Bu arada, Avrupa’da bunlar olurken, dünyanın doğusunda da önemli gelişmeler oluyor. Mesela İran, ABD’nin değişen stratejisini ve krizle birlikte gelen boşluğu şimdilerde daha fazla okuyor ve buna uygun hamleler geliştiriyor. ‘Savaş gemilerini güdümlü füzelerle donatıp ABD karasuları yakınlarına yollayabiliriz’ açıklaması ‘füze kalkanı faaliyetlerine’ verilmiş bir cevaptı ama ABD bunu ciddiye almadığını açıkladı. Ancak işin sahici yanı İran’ın, ABD’nin küçümsemesinin aksine, bugün bunu gerçekten yapabilecek askeri ve teknolojik seviyeye gelmek üzere olduğudur.
Bundan tam bir yıl önce İran ekonomisi hakkında dini lider Hamaney’in hazırlattığı gizli(!) ekonomik rapor batı basınında yayınlandı. Bu rapora göre, nükleer çalışmaların sürmesine bağlı olarak, batı tarafından uygulanan ambargo ve büyük petrol şirketlerinin faaliyetlerini askıya alması sonucu, günlük 3,5 milyon varil petrol üretme kapasitesi olan İran, bir müddet sonra bırakın petrol ihraç etmeyi, petrol ithal eden bir ekonomiye dönecek ve büyük bütçe açıkları borçlanmayla da kapatılamayınca çaresiz batacaktı. Bugün batma kuyruğunda birçok AB ülkesi var ama İran bu kuyruğa henüz girmedi. Küresel bir krizde, göreli kapalı ekonomilerin süreci yara almadan atlatabileceklerini İran bize şimdi anlatıyor ama zaten bugün İran ekonomisinin potansiyelinin İran’ın ‘resmi’ olarak açıklanan (500 milyar dolar) büyüklüğünün çok üzerinde olduğunu biliyoruz.

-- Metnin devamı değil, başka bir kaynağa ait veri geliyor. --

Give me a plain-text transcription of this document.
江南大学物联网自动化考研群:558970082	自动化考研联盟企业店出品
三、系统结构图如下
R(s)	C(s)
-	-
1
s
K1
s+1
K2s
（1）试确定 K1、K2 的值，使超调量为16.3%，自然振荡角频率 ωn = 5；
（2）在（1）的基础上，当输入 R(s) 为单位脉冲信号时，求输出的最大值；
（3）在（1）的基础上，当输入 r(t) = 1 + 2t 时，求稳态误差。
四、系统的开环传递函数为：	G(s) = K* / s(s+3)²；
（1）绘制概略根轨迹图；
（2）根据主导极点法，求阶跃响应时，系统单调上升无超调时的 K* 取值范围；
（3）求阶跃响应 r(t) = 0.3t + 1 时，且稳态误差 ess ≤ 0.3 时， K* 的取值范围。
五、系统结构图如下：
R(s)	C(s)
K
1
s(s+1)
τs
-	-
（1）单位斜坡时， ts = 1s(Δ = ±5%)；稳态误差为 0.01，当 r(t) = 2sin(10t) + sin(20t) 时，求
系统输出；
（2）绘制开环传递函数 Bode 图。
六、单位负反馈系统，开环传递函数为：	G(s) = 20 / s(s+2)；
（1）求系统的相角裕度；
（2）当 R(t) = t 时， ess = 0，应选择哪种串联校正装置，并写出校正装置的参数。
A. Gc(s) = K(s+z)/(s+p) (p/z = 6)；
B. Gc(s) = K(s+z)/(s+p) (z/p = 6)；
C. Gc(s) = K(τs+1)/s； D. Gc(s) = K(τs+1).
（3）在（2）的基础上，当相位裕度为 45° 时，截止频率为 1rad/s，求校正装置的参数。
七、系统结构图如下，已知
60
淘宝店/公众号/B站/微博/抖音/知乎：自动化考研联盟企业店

İran, bugün hem ihracat hem de ithalat yönünden ambargoyu delen ‘resmi olmayan’ mekanizma geliştirmiş durumda ve küresel finans sistemine dolaylı yoldan giren İran kaynaklı çok ciddi bir sermaye birikimi de var. Burada şunu sormalıyız; İran gibi ülkeler bir tehdit mi yoksa yeni bir dengenin başlangıcı mı?
———————————————————–
Beşli konseyin sırrı
Biliyorsunuz 2. Dünya savaşından sonra, ABD ve Sovyetler arasındaki soğuk savaş aslında, iki ülkenin de geliştirdiği nükleer silahlar sayesinde bir ‘dehşet dengesi’ ne dönüşmüştü. Yani dünya barışını, paradoksal bir şekilde, nükleer silahlanma sağlıyordu. BM Güvenlik Konseyi aslında bu dengeyi anlatır.
Başbakan Erdoğan’ın BM Güvenlik Konseyi’nin beş daimi üyesini kastederek, (ABD, Fransa, Britanya, Çin, Rusya) dünya beş ülkenin esiri olmuş yakınması, eski dehşet dengesinin başka biçimde sürdüğünü anlatıyor.
Şunu söyleyebiliriz; bu denge bozulmadan ne bu kriz çözülür ne de bu krizi oluşturan anlayış ve kurumlar ortadan kalkar. BM Güvenlik Konseyi’nin 5 üyesi bize hem siyasi hem de ekonomik dehşet dengesini çok iyi anlatıyor. Çin ve Rusya’yı bu anlamda ABD’den ayrı tutmayın.
Mesela Erdem Başçı, İstanbul Finans Zirvesi’nde dünyaya artık iki rezerv paranın yetmediğini ve Çin’in parası olan Yuan’ın devreye girmesi gerektiğini söyledi. Ancak tabii, bunun için, Çin’in fazla vererek ABD’yi finanse etmediği yeni bir büyüme paradigmasına geçip parasını tam konvertibl yapması gerekir. Demek ki bu dengenin bir parçası olan Çin değişmeden kriz bitmez. Aynı şekilde bu dengenin bir alt basamağı olan ulus-devlet diktatörlüklerinin de demokratik açık toplumlar olarak değişmesi gerekir. İran’ın krizle yakaladığı avantajı kullanması için mollalar diktatörlüğünden çıkması nasıl gerekiyorsa Türkiye’nin de demokratikleşmesini Yeni Anayasa ile tamamlaması ve Kürt sorununu bu çerçevede çözmesi gerekir.